Students who have in-person classes, or live in campus housing or in homes with more than 10 people will be subject to mandatory testing two times per week.
Undergraduate students who live off campus in homes with fewer than 10 people who do not have in-person classes must be tested once a week.
Faculty and staff are not required to get regular testing, but if they work on campus they can get tested voluntarily once a week.
Testing will occur at three campus sites seven days a week. All involved in the program can register for appointments and get test results through an app built for that purpose.
Coronavirus by the numbers
According to NCDHHS data, as of Friday afternoon:
- 7,328 people total in North Carolina have died of coronavirus.
- 602,774 have been diagnosed with the disease. Of those, 3,960 are in the hospital. The hospitalization figure is a snapshot of people hospitalized with COVID-19 infections on a given day and does not represent all of the North Carolinians who may have been in the hospital throughout the course of the epidemic.

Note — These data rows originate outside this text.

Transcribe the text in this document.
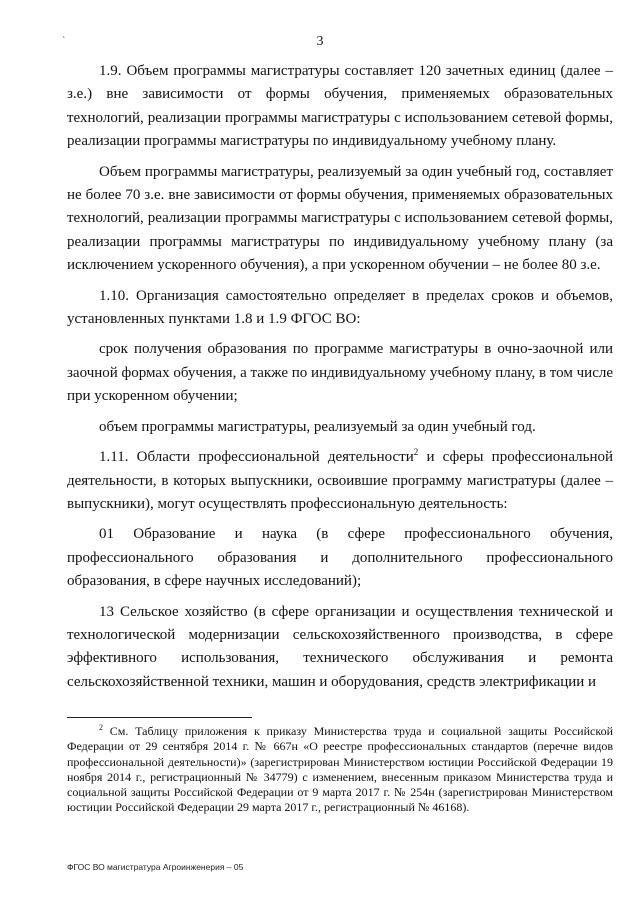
3
ˋ

1.9. Объем программы магистратуры составляет 120 зачетных единиц (далее – з.е.) вне зависимости от формы обучения, применяемых образовательных технологий, реализации программы магистратуры с использованием сетевой формы, реализации программы магистратуры по индивидуальному учебному плану.

Объем программы магистратуры, реализуемый за один учебный год, составляет не более 70 з.е. вне зависимости от формы обучения, применяемых образовательных технологий, реализации программы магистратуры с использованием сетевой формы, реализации программы магистратуры по индивидуальному учебному плану (за исключением ускоренного обучения), а при ускоренном обучении – не более 80 з.е.

1.10. Организация самостоятельно определяет в пределах сроков и объемов, установленных пунктами 1.8 и 1.9 ФГОС ВО:

срок получения образования по программе магистратуры в очно-заочной или заочной формах обучения, а также по индивидуальному учебному плану, в том числе при ускоренном обучении;

объем программы магистратуры, реализуемый за один учебный год.

1.11. Области профессиональной деятельности$^2$ и сферы профессиональной деятельности, в которых выпускники, освоившие программу магистратуры (далее – выпускники), могут осуществлять профессиональную деятельность:

01 Образование и наука (в сфере профессионального обучения, профессионального образования и дополнительного профессионального образования, в сфере научных исследований);

13 Сельское хозяйство (в сфере организации и осуществления технической и технологической модернизации сельскохозяйственного производства, в сфере эффективного использования, технического обслуживания и ремонта сельскохозяйственной техники, машин и оборудования, средств электрификации и

$^2$ См. Таблицу приложения к приказу Министерства труда и социальной защиты Российской Федерации от 29 сентября 2014 г. № 667н «О реестре профессиональных стандартов (перечне видов профессиональной деятельности)» (зарегистрирован Министерством юстиции Российской Федерации 19 ноября 2014 г., регистрационный № 34779) с изменением, внесенным приказом Министерства труда и социальной защиты Российской Федерации от 9 марта 2017 г. № 254н (зарегистрирован Министерством юстиции Российской Федерации 29 марта 2017 г., регистрационный № 46168).
ФГОС ВО магистратура Агроинженерия – 05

- 487,090 people who had COVID-19 are presumed to have recovered. This weekly estimate does not denote how many of the diagnosed cases in the state are still infectious. Nor does it reflect the number of so-called “long-haul” survivors of COVID who continue to feel the effects of the disease beyond the defined “recovery” period.
- To date, 7,351,909 tests have been completed in North Carolina. As of July 7, all labs in the state are required to report both their positive and negative test results to the lab, so that figure includes all of the COVID-19 tests performed in the state.
- People ages 25-49 make up the largest group of cases (40 percent). While 15 percent of the positive diagnoses were in people ages 65 and older, seniors make up 83 percent of coronavirus deaths in the state.
- 689 outbreaks are ongoing in group facilities across the state, including nursing homes and correctional and residential care facilities.
- There are 3,568 ventilators in hospitals across the state and 1,219 ventilators in use, not just for coronavirus cases but also for patients with other reasons for being in the hospital. As of Wednesday, 736 COVID-19 patients were in intensive care units across the state.